Entretien

Magnum génération(s) : la BD de Jean-David Morvan redonne vie aux reporters iconiques

18 février 2023
Par Costanza Spina
“Magnum Générations(s)” a été écrite par Jean-David Morvan.
“Magnum Générations(s)” a été écrite par Jean-David Morvan. ©Caurette

Le scénariste de bande dessinée Jean-David Morvan publie chez Caurette Magnum génération(s), un album qui revient sur les origines de l’agence photographique Magnum et ses fondateur·ice·s. Une aventure haletante à la découverte de ces photographes qui ont forgé notre mémoire collective par la puissance de leurs images et de leur courage.

Magnum génération(s) (Caurette) est la nouvelle bande dessinée de Jean-David Morvan, illustrée par Rafaël Ortiz, Scie Tronc et Arnaud Locquet. Un album passionnant qui revient sur l’histoire de l’agence photographique Magnum à l’occasion de ses 75 ans. Dans ce récit haletant, nous découvrons la genèse de cette institution culte à travers les péripéties de ses fondateurs : Robert Capa, Henri Cartier-Bresson, George Rodger, David Seymour et Gerda Taro.

Pousser les limites de la photographie

Les 185 pages de la BD sont une plongée dans ces amitiés aventureuses, dans ces vies courageuses et dans le quotidien de celles et ceux qui ont mis leur existence en danger pour raconter la guerre dans la première moitié du XXe siècle. Ce sont en effet ces mêmes photographes qui ont contribué à l’essor de la figure du reporter, poussé·e·s par un sens de la justice et une profonde foi en la démocratie. En s’élevant contre un vieux monde arc-bouté sur des régimes violents, autoritaires, totalitaires et génocidaires, les fondateur·ice·s de l’agence Magnum ont poussé plus loin les limites de la photographie, jusqu’à ce que leurs clichés deviennent une partie de notre mémoire collective.

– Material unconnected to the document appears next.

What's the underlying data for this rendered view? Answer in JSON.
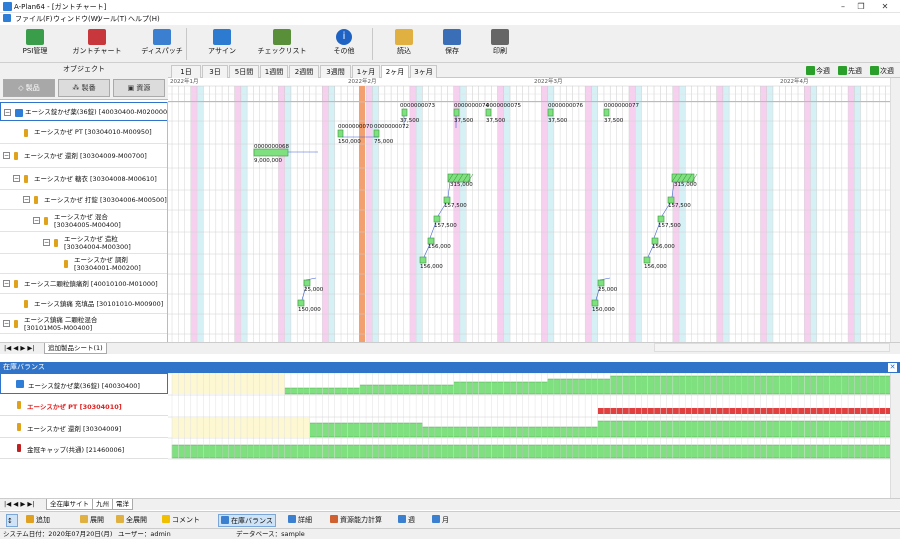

Jean-David Morvan, Magnum génération(s). ©Rafaël Ortiz, Scie Tronc et Arnaud Locquet / Editions Caurette

C’est par leur regard que nous avons tous·tes connu les principaux événements du siècle dernier, et c’est à travers l’objectif des nouvelles générations Magnum que nous voyons le monde contemporain. Le portfolio de 73 photos qui suit la bande dessinée montre bien que de 1936 – quand l’objectif de Robert Capa fige pour l’éternité la dignité d’un Républicain mortellement touché par une balle dans l’Espagne en révolution – à 2022 – quand Emin Özmen photographie des enfants turcs jouant sur le toit d’une mosquée presque immergée –, une complicité secrète lie les corps de tous les pays et de tous les peuples lorsqu’ils se battent pour leurs droits, jouent, s’aiment et s’approprient leur destin.

Un album précieux

Une note de l’autrice Clara Bouveresse, qui a notamment publié Femmes photographes, clôture l’ouvrage en reparcourant l’histoire de l’agence. Elle raconte avec poésie la tentative permanente de ces reporters de dépasser les limites et d’aborder sans peur les contradictions, les discussions et même les conflits. Un document précieux jetant une lumière nouvelle sur Magnum, son évolution et ses principes d’organisation. Pour réaliser cet album, le scénariste Jean-David Morvan a bénéficié du soutien inconditionnel de l’agence, qui a eu un rôle actif dans la mise à disposition d’archives d’images et de textes… La BD alterne illustrations et photographies originelles, incrustées dans l’histoire, qui la rendent encore plus tangible. Alors qu’il était au Festival de la bande-dessinée d’Angoulême pour présenter son dernier ouvrage, Madeleine, résistante (Dupuis, 2021) consacré à l’histoire de son amie Madeleine Riffaud, qui a reçu le prix du meilleur scénario 2022, l’auteur a accepté de répondre à nos questions. 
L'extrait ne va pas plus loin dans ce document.